McConaughey has always been fascinated by people and cultures. That is why he became the minister of culture of the University of Texas’ new basketball and entertainment facility in 2019. He strongly believes that in this position, he can preserve and promote values and competence across cities.

Camila

McConaughey’s biggest dream in life had always been to become a father. In his mid-thirties, he was looking for the woman to spend his life with and who would make his dream come true. But then he had another spiritual wet dream, in which he appeared as an unmarried bachelor with 88 children.

So, he stopped looking for “the one,” because he realized he could become a father without a wife. And then he met Camila. In late 2006, he saw her for the first time at a bar, where, according to him, she did not walk but floated over the ground. She had a drink with him, and that was the start of their long-term relationship which eventually culminated in marriage in 2012.

Much to his mother’s horror, they only decided to get married after having had two children already. McConaughey grew up in a religious family, but nevertheless the prospect of marriage scared him. He was finally prompted to take the step by his three-year-old first-born son Levi, who directly asked him if he was scared of marrying his mother.

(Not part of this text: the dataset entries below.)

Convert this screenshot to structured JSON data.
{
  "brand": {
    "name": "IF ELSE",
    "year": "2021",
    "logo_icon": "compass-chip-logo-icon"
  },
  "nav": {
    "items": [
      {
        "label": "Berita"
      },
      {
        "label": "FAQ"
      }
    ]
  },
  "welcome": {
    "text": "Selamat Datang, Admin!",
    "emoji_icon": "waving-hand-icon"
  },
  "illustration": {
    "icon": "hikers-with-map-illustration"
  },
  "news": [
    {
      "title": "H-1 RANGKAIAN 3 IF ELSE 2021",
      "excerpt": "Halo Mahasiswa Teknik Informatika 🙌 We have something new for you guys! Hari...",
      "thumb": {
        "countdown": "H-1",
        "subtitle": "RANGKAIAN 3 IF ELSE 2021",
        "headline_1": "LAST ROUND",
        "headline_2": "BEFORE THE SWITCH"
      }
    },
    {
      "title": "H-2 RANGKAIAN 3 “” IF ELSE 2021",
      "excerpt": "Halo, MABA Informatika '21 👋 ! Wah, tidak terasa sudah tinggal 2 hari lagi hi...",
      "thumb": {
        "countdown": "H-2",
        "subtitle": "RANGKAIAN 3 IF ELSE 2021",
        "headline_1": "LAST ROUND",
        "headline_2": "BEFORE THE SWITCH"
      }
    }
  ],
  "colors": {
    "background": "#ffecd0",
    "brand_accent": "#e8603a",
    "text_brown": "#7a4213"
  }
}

Eventually McConaughey realized though that far from stealing his sense of self or independence, a marriage with Camila would enlighten it. Both, from the start, had fiercely independent personalities. He knew he wanted to spend the rest of his life with her, so they had a three-day wedding feast including a Catholic priest, a pastor, and a Candomblé priest. By this point, Camila was pregnant with her third child.

Happy in his personal life, his career also took off and culminated in winning the Academy Award for Best Actor in 2014 for his role in ”Dallas Buyers Club.” McConaughey describes the résumé of his life at that point as the following, “Rather than struggle against time and waste it, let’s dance with time and redeem it, because we don’t live longer when we try not to die, we live longer when we’re too busy livin.”

Final Notes

Matthew McConaughey is someone for whom life is easy. Opportunities come his way, and he has an incredibly positive outlook on life. He believes that to live life to its fullest, we should take the opportunities that are given to us and enjoy the journey. 

The book includes many parts of McConaughey’s journals, ranging from his cherished bumper stickers to short stories, love letters, bits of poetry and photos. So in that sense, it is a must-read for any fan of Matthew McConaughey!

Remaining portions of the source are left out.